Best way to Introduce Children to Herring

Apr 20 2016

It is too bad that most of the foods that are really healthy are often foods that are somewhat disliked, especially from little humans. You may name broccoli and very likey you will get that special frown and you may name herring and your child may have suddenly disappeared from the table.

Herring are small oily fish of a distinct silver color belonging to the Clupeidae family (Clupea harengus). The most common species are the Atlantic herring and the Pacific herring. They live by eating plankton and they tend to travel in schools. Herring are caught by the use of nets often producing a large catch. They are consumed differently depending on the country in which it is prepared.

In the United States most herring is found canned. Some are pickled, smoked or used to produce fish oil. In Europe instead, most herring is found smoked or salted and pickled in barrels. Pickled herring is very popular in Hokkaido, Japan and in many Finnish, Swedish and Jewish dishes.

However it is prepared, herring is a very beneficial fish with a good nutritional value.

Herring is usually caught when it reaches a point of having a minimum of 16% fat. This fat is what makes this fish particularly tasty. The fish is very rich in Omega 3 fatty acids and is a good source of vitamin D. The Omega 3 fatty acids are very helpful for the eyes, brain and for a healthy heart.

It is very important that parents find where their herring is coming from and how safe it is to eat. Unfortunately, many wild fish contain mercury and dioxin nowadays. Farm fish on the other hand may contain chemicals and traces of antibiotics Herring is amongst them, however in some cases the benefits may outweigh the risks.
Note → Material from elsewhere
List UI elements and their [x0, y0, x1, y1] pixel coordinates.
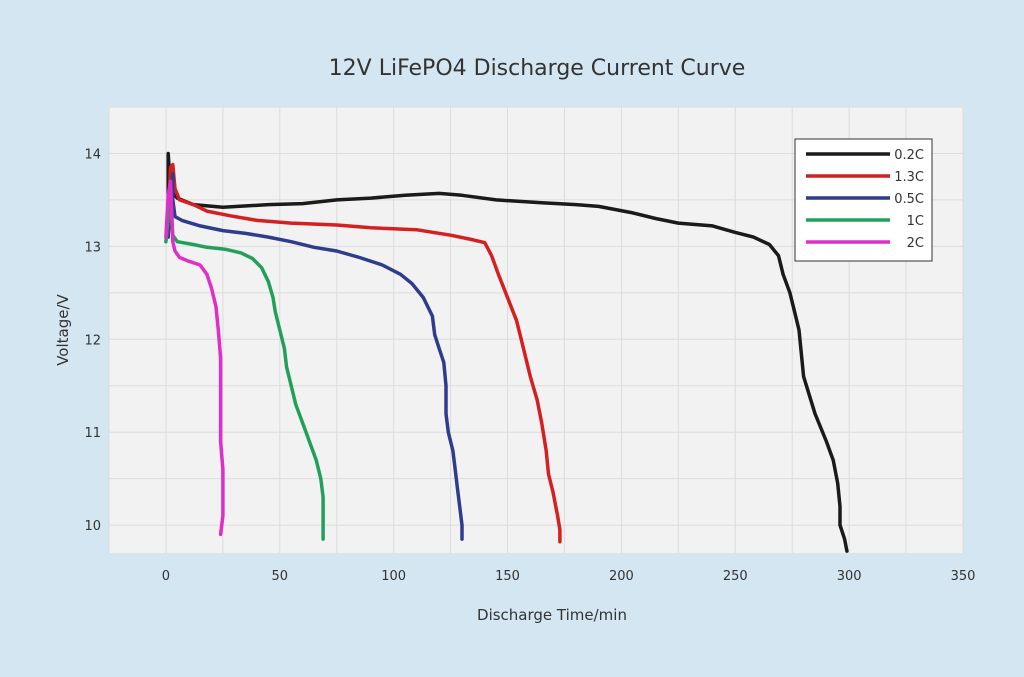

Herring is hardly found fresh because it has a short shelf life. It is mostly consumed pickled or it can be found salted. Those that eat it fresh are mostly fishers that consume it fresh from the sea.

Children that dislike eating herring may be enticed by simply getting them more interested. For instance, bring them along to the market and ask them to help choose a nice healthy fish. Teach them about how the fish is caught, how it is prepared and ask them if they will help at home in preparing it.

Children that are involved in preparing meals are generally also particularly interested in eating the food prepared as well. Allow them to get in touch with their inner artist, and ask them to garnish the final dish with some colorful vegetables. A nice beet salad with herring may entice children to eat it because of its interesting final color.

Generally, most children like dips. Prepare a variety of dips and encourage your kids to try the chunks of fish dipped in the different sauces. Many times, children simply need to give the fish a try before they claim they dislike it.